The Inner Workings of Generative AI Explained

Pankaj KumarPankaj Kumar
10 min read

The user typed Hello, and ChatGPT responded with Hey! How's it going? Let's decode this using computer science.

Let's break down each phase into steps.

  1. GPT

  2. Transformers

  3. Tokenization

  4. Vector Embedding

  5. Positional Encoding

  6. Self-Attention/Multi-Headed Attention

  7. Neural Networks

  8. A model has two phases: the training phase and the inference phase.

    1. Training phase

    2. Inferencing


1 - GPT (Generative Pre-trained Transformer)

Lets understand the meaning of each work of GPT

Generative

  • Meaning: It means the model is capable of generating something — in this case, generating text.

  • In simple words: The model can create sentences, paragraphs, or even whole articles that look like they were written by a human.

Example:
If you give GPT a prompt like "Once upon a time," it can generate the rest of the story.

Pre-trained:

  • Meaning: Before you ask the model to do specific tasks (like answering questions, writing essays, summarizing, etc.), it is already trained on a large amount of general data (like books, articles, websites) in advance.

  • In simple words: It learns first, then fine-tunes or uses that knowledge to help you.

Example:
Imagine a student who has read thousands of books before taking an exam — that's what "pre-trained" means. GPT has "read" a huge amount of text before being used to do any specific task.

2 - Transformer

  • The Transformer model was introduced to "transform" input sequences (like sentences) into output sequences (like translations or answers).

  • It transforms information using attention mechanisms, not old methods like RNNs.

  • Instead of reading step-by-step, it pays attention to all parts of the input at once and transforms them into something new.

This refers to the model architecture — the Transformer model introduced in the paper "Attention Is All You Need" by Google in 2017 for language translation.

Let's understand this transformer model.


3 - Tokenization (text → tokens → numbers)

👉 Tokenization means breaking text into small pieces called tokens so that the model can understand and process them.

  • A token can be:

    • A word (e.g., "apple"),

    • A part of a word (e.g., "ap" + "ple"),

    • Or even punctuation (e.g., "." or ",").

The model doesn't work directly with full sentences or paragraphs — it only understands numbers. So tokenization turns text into smaller units, which are then converted into numbers for the model.
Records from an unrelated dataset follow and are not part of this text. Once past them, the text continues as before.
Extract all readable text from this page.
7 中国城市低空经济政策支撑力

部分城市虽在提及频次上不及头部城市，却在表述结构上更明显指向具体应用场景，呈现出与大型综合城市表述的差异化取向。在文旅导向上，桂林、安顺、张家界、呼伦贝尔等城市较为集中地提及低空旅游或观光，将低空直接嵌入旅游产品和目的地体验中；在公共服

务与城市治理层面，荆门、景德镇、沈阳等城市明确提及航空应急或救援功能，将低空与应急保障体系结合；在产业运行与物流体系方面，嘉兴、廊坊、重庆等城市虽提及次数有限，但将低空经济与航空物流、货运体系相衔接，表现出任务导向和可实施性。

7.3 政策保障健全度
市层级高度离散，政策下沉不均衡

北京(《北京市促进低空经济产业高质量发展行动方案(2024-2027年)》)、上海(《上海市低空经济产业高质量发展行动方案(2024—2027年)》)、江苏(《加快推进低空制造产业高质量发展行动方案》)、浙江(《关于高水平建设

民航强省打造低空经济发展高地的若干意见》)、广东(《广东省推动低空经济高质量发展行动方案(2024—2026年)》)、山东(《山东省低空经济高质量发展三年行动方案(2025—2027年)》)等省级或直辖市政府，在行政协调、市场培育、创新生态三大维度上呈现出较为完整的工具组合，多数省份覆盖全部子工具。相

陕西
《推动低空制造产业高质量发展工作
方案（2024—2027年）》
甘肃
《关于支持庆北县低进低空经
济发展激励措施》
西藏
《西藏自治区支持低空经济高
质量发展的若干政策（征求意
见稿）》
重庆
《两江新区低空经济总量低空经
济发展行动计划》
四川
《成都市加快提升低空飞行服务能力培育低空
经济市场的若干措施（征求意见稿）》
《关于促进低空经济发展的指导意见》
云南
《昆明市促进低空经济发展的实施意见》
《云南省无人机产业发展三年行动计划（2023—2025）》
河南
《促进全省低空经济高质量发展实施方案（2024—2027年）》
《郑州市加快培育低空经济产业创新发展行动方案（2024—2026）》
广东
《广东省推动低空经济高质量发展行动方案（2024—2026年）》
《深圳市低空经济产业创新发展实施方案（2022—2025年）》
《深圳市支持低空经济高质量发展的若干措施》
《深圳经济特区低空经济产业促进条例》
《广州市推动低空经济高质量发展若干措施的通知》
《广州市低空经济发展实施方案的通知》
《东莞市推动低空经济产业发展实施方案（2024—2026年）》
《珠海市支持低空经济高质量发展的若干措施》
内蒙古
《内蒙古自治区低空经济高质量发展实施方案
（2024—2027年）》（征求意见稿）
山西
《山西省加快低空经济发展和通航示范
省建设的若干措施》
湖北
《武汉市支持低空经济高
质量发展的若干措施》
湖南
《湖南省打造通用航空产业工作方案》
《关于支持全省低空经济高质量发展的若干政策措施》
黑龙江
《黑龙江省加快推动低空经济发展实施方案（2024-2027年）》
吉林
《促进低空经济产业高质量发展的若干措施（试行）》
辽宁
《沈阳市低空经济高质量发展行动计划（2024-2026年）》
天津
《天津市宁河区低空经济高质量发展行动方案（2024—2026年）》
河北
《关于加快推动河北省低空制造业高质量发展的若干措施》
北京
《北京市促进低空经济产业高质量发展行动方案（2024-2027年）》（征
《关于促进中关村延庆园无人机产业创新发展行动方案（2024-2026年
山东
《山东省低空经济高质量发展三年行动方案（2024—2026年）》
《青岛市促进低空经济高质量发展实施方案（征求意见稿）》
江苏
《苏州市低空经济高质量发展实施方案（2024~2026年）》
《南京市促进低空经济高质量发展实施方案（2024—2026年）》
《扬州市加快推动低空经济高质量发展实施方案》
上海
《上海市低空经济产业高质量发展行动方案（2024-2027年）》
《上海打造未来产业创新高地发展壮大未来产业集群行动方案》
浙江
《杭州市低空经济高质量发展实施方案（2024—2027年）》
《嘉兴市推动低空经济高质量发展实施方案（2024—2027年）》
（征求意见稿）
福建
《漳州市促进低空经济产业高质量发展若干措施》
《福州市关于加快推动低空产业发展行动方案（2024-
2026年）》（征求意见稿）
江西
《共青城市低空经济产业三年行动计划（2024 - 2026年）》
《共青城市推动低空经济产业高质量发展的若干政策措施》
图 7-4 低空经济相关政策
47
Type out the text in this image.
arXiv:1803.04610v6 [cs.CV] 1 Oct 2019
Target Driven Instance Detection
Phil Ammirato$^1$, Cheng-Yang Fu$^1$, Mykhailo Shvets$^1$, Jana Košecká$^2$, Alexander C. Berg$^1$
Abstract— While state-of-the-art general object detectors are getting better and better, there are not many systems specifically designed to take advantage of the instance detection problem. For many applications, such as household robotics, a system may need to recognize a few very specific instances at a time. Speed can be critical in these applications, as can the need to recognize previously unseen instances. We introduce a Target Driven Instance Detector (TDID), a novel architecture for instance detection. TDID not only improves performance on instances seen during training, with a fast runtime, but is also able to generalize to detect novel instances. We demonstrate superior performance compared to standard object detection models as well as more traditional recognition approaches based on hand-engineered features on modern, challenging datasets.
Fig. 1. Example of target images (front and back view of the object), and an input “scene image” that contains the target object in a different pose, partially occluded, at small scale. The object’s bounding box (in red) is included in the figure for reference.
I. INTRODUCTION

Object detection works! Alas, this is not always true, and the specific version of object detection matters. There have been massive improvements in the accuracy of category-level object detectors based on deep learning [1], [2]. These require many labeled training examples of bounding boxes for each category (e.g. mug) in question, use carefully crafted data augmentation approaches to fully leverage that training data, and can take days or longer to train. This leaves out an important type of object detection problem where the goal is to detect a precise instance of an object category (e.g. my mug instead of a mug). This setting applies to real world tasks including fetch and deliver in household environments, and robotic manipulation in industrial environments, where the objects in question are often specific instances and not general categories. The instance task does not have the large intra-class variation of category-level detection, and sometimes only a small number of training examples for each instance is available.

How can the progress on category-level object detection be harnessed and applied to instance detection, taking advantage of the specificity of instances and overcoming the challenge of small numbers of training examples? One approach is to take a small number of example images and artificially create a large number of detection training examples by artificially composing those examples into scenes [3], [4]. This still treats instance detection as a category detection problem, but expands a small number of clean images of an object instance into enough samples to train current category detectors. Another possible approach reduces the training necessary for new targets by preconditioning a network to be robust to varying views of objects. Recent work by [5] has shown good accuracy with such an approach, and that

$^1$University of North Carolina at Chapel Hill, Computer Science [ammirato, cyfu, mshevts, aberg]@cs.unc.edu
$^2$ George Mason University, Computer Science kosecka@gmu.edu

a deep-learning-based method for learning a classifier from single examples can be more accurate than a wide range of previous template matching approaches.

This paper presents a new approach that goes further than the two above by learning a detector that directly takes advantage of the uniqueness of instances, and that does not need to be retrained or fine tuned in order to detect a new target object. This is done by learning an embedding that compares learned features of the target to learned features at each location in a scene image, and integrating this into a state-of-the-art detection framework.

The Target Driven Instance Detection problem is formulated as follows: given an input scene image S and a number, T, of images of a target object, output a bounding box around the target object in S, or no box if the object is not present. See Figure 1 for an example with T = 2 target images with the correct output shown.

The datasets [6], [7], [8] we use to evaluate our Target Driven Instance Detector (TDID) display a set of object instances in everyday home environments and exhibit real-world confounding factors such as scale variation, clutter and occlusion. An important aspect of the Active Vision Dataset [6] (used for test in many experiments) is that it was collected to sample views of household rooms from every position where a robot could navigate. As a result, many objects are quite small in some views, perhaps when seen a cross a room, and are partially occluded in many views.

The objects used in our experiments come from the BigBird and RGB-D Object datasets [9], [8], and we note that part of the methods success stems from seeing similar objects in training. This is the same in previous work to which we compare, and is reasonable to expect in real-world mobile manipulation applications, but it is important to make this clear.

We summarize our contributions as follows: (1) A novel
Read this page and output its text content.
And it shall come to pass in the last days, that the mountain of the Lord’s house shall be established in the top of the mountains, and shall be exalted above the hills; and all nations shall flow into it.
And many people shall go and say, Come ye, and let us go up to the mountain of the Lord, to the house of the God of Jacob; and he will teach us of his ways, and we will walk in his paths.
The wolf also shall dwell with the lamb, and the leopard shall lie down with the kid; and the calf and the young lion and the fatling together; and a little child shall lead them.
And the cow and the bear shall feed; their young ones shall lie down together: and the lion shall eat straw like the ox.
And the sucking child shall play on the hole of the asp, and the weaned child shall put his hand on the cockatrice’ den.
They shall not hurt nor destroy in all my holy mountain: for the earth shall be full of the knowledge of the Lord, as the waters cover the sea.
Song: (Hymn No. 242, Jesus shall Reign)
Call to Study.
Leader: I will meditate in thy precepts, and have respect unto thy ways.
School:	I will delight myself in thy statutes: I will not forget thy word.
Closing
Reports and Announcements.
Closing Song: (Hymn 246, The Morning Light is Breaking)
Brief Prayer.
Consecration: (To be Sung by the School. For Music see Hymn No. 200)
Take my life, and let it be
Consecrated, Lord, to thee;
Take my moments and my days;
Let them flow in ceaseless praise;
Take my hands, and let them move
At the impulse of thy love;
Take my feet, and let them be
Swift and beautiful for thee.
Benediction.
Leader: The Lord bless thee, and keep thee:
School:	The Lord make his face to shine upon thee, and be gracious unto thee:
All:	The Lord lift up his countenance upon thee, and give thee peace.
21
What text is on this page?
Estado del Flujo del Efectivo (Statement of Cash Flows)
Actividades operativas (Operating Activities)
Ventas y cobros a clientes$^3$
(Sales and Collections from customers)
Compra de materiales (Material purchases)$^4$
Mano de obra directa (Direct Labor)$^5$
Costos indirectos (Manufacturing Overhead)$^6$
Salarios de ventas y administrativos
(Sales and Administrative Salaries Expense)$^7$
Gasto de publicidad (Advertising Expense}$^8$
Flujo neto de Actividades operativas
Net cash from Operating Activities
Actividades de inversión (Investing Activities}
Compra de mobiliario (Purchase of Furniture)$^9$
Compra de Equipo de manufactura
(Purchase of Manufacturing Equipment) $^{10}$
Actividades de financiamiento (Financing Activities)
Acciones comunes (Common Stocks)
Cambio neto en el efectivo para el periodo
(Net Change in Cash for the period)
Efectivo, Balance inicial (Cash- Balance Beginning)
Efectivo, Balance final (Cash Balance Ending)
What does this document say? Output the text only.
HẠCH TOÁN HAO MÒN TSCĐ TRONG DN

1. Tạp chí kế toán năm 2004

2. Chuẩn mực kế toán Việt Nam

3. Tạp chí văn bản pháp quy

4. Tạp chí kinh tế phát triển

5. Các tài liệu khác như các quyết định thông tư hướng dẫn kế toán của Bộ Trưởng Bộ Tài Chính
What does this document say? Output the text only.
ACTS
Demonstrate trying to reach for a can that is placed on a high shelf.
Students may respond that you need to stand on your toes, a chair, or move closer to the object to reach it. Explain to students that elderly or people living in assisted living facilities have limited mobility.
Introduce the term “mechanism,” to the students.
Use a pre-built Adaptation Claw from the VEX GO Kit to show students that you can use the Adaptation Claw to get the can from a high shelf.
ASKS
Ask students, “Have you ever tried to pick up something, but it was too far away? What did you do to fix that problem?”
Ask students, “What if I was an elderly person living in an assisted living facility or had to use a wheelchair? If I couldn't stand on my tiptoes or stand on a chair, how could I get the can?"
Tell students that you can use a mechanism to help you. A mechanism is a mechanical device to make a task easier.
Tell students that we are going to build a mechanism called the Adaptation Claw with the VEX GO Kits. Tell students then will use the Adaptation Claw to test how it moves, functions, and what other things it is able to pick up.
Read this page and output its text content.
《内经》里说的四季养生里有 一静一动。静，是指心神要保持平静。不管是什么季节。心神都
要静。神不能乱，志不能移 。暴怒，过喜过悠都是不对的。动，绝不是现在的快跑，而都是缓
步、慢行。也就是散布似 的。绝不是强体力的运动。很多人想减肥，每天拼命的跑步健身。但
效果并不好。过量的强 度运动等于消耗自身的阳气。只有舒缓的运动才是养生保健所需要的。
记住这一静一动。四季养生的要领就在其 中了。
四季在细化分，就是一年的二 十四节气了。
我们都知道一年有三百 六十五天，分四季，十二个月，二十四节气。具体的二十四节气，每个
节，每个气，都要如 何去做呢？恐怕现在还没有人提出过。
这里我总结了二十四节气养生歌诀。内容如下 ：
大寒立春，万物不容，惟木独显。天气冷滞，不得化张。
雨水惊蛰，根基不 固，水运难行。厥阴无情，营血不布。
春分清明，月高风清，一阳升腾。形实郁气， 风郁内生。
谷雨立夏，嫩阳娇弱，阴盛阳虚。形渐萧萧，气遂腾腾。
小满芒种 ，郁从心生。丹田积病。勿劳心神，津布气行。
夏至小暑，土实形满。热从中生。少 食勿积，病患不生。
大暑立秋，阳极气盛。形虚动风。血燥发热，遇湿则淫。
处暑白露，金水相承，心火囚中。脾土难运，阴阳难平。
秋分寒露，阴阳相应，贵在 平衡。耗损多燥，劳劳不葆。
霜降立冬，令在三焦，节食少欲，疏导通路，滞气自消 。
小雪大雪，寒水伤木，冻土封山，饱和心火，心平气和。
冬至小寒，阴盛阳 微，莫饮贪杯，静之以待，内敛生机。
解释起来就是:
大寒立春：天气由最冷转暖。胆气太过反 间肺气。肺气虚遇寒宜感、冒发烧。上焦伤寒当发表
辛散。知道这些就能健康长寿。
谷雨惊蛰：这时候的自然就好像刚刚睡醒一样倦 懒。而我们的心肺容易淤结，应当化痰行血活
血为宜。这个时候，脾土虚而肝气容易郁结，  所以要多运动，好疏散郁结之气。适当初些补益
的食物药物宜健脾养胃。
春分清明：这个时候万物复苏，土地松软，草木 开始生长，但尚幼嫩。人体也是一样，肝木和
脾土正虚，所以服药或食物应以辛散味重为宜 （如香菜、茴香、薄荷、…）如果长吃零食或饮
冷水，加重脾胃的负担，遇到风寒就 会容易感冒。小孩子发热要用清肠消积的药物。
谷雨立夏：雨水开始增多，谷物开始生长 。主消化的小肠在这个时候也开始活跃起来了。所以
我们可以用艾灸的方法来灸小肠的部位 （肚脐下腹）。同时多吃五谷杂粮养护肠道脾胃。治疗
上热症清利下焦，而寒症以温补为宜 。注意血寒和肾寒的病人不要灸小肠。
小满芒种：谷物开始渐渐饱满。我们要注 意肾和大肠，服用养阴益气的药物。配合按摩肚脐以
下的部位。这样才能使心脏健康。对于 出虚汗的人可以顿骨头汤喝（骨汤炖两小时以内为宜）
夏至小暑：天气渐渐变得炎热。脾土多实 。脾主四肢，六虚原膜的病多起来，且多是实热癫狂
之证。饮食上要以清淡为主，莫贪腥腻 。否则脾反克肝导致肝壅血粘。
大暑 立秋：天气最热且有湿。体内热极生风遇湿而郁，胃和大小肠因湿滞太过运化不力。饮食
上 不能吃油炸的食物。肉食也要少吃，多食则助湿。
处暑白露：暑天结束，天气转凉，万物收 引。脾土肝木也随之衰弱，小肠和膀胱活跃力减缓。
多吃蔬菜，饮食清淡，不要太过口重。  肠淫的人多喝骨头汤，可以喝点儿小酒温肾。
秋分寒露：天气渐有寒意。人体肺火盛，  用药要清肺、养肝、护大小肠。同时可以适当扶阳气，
You can use this website to visually understand the tokenization.

Let’s convert the sentence into numbers using gpt-4o.

Example:- "The people sat on the floor"

import tiktoken

enocder =  tiktoken.encoding_for_model("gpt-4o")

text = "The people sat on the floor"

tokens = enocder.encode(text)

print(tokens) # [976, 1665, 10139, 402, 290, 8350]

OUTPUT: "The people sat on the floor" → [][][][][][][][] → [976, 1665, 10139, 402, 290, 8350]


3 - Vector Embedding

👉 Vector embedding turns those numbers into dense vectors — basically, meaningful groups of numbers that the model can understand better.

Step-by-Step:

1. Tokenization:

  • Break the text into tokens.

  • Example:
    "Cats are cute." → ["Cats", "are", "cute", "."]

2. Convert tokens to numbers (IDs):

  • ["Cats" → 512, "are" → 71, "cute" → 400, "." → 13]

3. Vector Embedding:

  • Now, instead of treating 512, 71, 400, etc. as simple numbers,
    each number is mapped to a high-dimensional vector — a list of floating-point numbers (like 128 or 768 numbers long, depending on the model size).

  • Use this website to understand it better.

Example:

  • 512 → [0.3, -0.1, 0.7, ..., 0.2] (say, a 768-dimensional vector)

  • 71 → [-0.4, 0.8, -0.2, ..., -0.7]

  • 400 → [0.5, -0.9, 0.1, ..., 0.0]

➡️ These vectors capture the meaning of the token, not just its ID.

Semantic meaning:-

✅ After tokenization and vector embedding, each word (or token) is represented as a vector.
✅ These vectors are positioned in a way that captures meaning based on training on huge amounts of text.

How does it learn the meaning?

  • During pretraining, the model (like GPT) reads billions of sentences.

  • It adjusts the embeddings so that:

    • Words that often appear together (like "king" and "queen", or "dog" and "bark") have similar vectors.

    • Words that are related (semantically or logically) are placed closer in the vector space.


Example of semantic meaning in embeddings:

✅ After training:

  • "King" → vector like [0.8, 0.3, ...]

  • "Queen" → vector like [0.79, 0.32, ...]
    (Very close!)

✅ Also cool:

  • King - Man + Woman ≈ Queen
    (Using just vector math! That's semantic understanding in numbers.)

Code to print embedding

from dotenv import load_dotenv
from openai import OpenAI

# load you api key here
load_dotenv()

client = OpenAI()
text = "Eiffel Tower is in Paris and is a famous landmark, it is 324  meters tall"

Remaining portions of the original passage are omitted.